A List of Projects Software Engineers Should Undertake to Learn More About LLMs

Natural Language Processing (NLP) is a rapidly evolving field, and Large Language Models (LLMs) are playing a significant role in shaping how we interact with human language. However, the creation of LLMs is often considered the domain of machine learning experts, leaving software engineers to take a back seat.

This article challenges this idea and highlights the critical role that software engineers with strong programming skills can play in driving LLMs' growth and innovation, even without in-depth knowledge of machine learning.

The Power of LLMs in NLP

Before we dive into how software engineers can make their mark in LLM development, let's take a moment to appreciate these models' profound impact on NLP. Beyond just deciphering complex language structures, LLMs have simplified intricate processes in various domains. They have empowered chatbots to provide exceptional customer support, revolutionized language translation, automated text summarization, and refined sentiment analysis. In doing so, they've replaced cumbersome pipelines with elegant, data-driven solutions.

Now, let's explore how software engineers can actively contribute:

Creating Pet Projects:

You don't need a machine learning PhD to embark on exciting LLM projects. Consider the possibilities of generating personalized workout plans, crafting creative writing prompts, or developing unique conversational agents. The scope is boundless. By initiating and sharing these projects, you not only showcase the versatility of LLMs but also expand the realm of practical applications. These projects serve as a bridge between software engineering and NLP, demonstrating the tangible impact of LLMs.

For some inspiration, check out these project ideas:

Elevating Open Source Visualization Tools

Visualization is pivotal component of the LLM ecosystem. Here, software engineers can contribute to the development and enhancement of open-source visualization tools tailored for LLMs. These tools serve as essential aids in comprehending model behavior and results. By actively participating in the improvement of such visualization tools, frontend software engineers can make LLMs more accessible and user-friendly for a wider audience.

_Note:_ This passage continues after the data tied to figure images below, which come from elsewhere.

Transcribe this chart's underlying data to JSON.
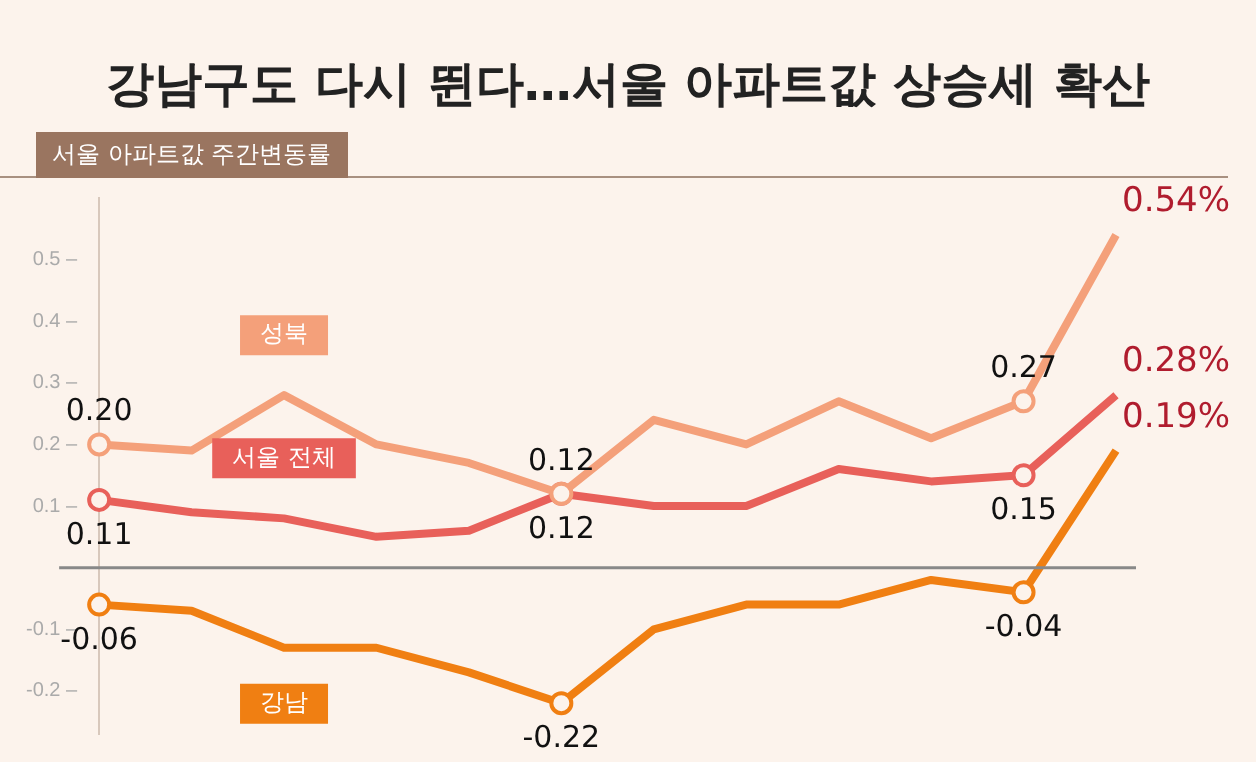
{
  "chart_data": {
    "type": "line",
    "title": "강남구도 다시 뛴다…서울 아파트값 상승세 확산",
    "ylabel": "서울 아파트값 주간변동률",
    "categories": [
      null,
      null,
      null,
      null,
      null,
      null,
      null,
      null,
      null,
      null,
      null,
      null
    ],
    "series": [
      {
        "name": "성북",
        "color": "#f4a07a",
        "values": [
          0.2,
          0.19,
          0.28,
          0.2,
          0.17,
          0.12,
          0.24,
          0.2,
          0.27,
          0.21,
          0.27,
          0.54
        ],
        "value_labels": [
          "0.20",
          null,
          null,
          null,
          null,
          "0.12",
          null,
          null,
          null,
          null,
          "0.27",
          "0.54%"
        ]
      },
      {
        "name": "서울 전체",
        "color": "#e8605a",
        "values": [
          0.11,
          0.09,
          0.08,
          0.05,
          0.06,
          0.12,
          0.1,
          0.1,
          0.16,
          0.14,
          0.15,
          0.28
        ],
        "value_labels": [
          "0.11",
          null,
          null,
          null,
          null,
          "0.12",
          null,
          null,
          null,
          null,
          "0.15",
          "0.28%"
        ]
      },
      {
        "name": "강남",
        "color": "#f07f12",
        "values": [
          -0.06,
          -0.07,
          -0.13,
          -0.13,
          -0.17,
          -0.22,
          -0.1,
          -0.06,
          -0.06,
          -0.02,
          -0.04,
          0.19
        ],
        "value_labels": [
          "-0.06",
          null,
          null,
          null,
          null,
          "-0.22",
          null,
          null,
          null,
          null,
          "-0.04",
          "0.19%"
        ]
      }
    ],
    "ylim": [
      -0.27,
      0.6
    ],
    "yticks": [
      {
        "value": -0.2,
        "label": "-0.2 –"
      },
      {
        "value": -0.1,
        "label": "-0.1 –"
      },
      {
        "value": 0.1,
        "label": "0.1 –"
      },
      {
        "value": 0.2,
        "label": "0.2 –"
      },
      {
        "value": 0.3,
        "label": "0.3 –"
      },
      {
        "value": 0.4,
        "label": "0.4 –"
      },
      {
        "value": 0.5,
        "label": "0.5 –"
      }
    ],
    "ref_lines": [
      {
        "axis": "y",
        "value": 0,
        "color": "#888888"
      }
    ],
    "grid": false,
    "legend": false,
    "line_style": "solid"
  }
}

Some ideas for initial contribution:

tensorboard - TensorBoard, A web-based tool for visualizing TensorFlow runs and graphs.
netron - a viewer for neural network, deep learning, and machine learning models . Netron supports a variety of popular model formats such as TensorFlow, PyTorch, ONNX, Keras, and Caffe2.
manifold - a model-agnostic visual debugging tool for machine learning . Manifold allows you to explore your model’s behavior by visualizing its decision boundaries in high-dimensional space

Reimplementation Challenges

Recreating established LLM models from scratch offers a valuable learning journey. While it may not be intended for production use, this exercise provides invaluable insights into the inner workings of models like GPT and BERT. Through this hands-on approach, software engineers can better understand LLMs and explore their capabilities firsthand.

Explore these reimplementation challenges:

LLaMA.cpp: A C/C++ port of Facebook's LLaMA model on your own laptop with decent performance
Whisper-Burn: A Rust implementation of OpenAI's Whisper model using the Burn framework.

Developing Model Converters and Wrappers

Another practical avenue for contribution is crafting model converters for popular programming languages. Software engineers can make a significant contribution by developing model converters and wrappers for different programming languages. These tools simplify the integration of LLMs into various projects, making them more accessible to a wider audience. By creating effective bindings for languages like Go or .NET, software engineers bridge the gap for developers who prefer those languages.

Consider these converter and wrapper projects:

TorchSharp: A .NET library granting access to the core of PyTorch.
go-torch: A library designed primarily for running inference against serialized models from Python versions of PyTorch.
ONNX: An open-source format for AI models spanning deep learning and traditional machine learning.
TensorFlow.js: A library for crafting and training machine learning models in JavaScript, deployable in browsers or on Node.js.

Conclusion

Software engineers bring a unique perspective to the development of large language models. While expertise in machine learning is undoubtedly valuable, programming skills and creativity can also drive progress.

Through the act of initiating projects, enhancing open-source visualization tools, reimagining model structures, and developing essential converters and wrappers, software engineers actively contribute to the evolution of LLMs. This collaborative synergy, where diverse skill sets converge, fosters inclusivity, accessibility, and innovation within the field.

In essence, whether you're a seasoned software engineer or just embarking on this journey, remember that your role in shaping the future of LLMs is significant. By marrying the power of technology with the ingenuity of software engineering, we collectively redefine the boundaries of what's possible in NLP.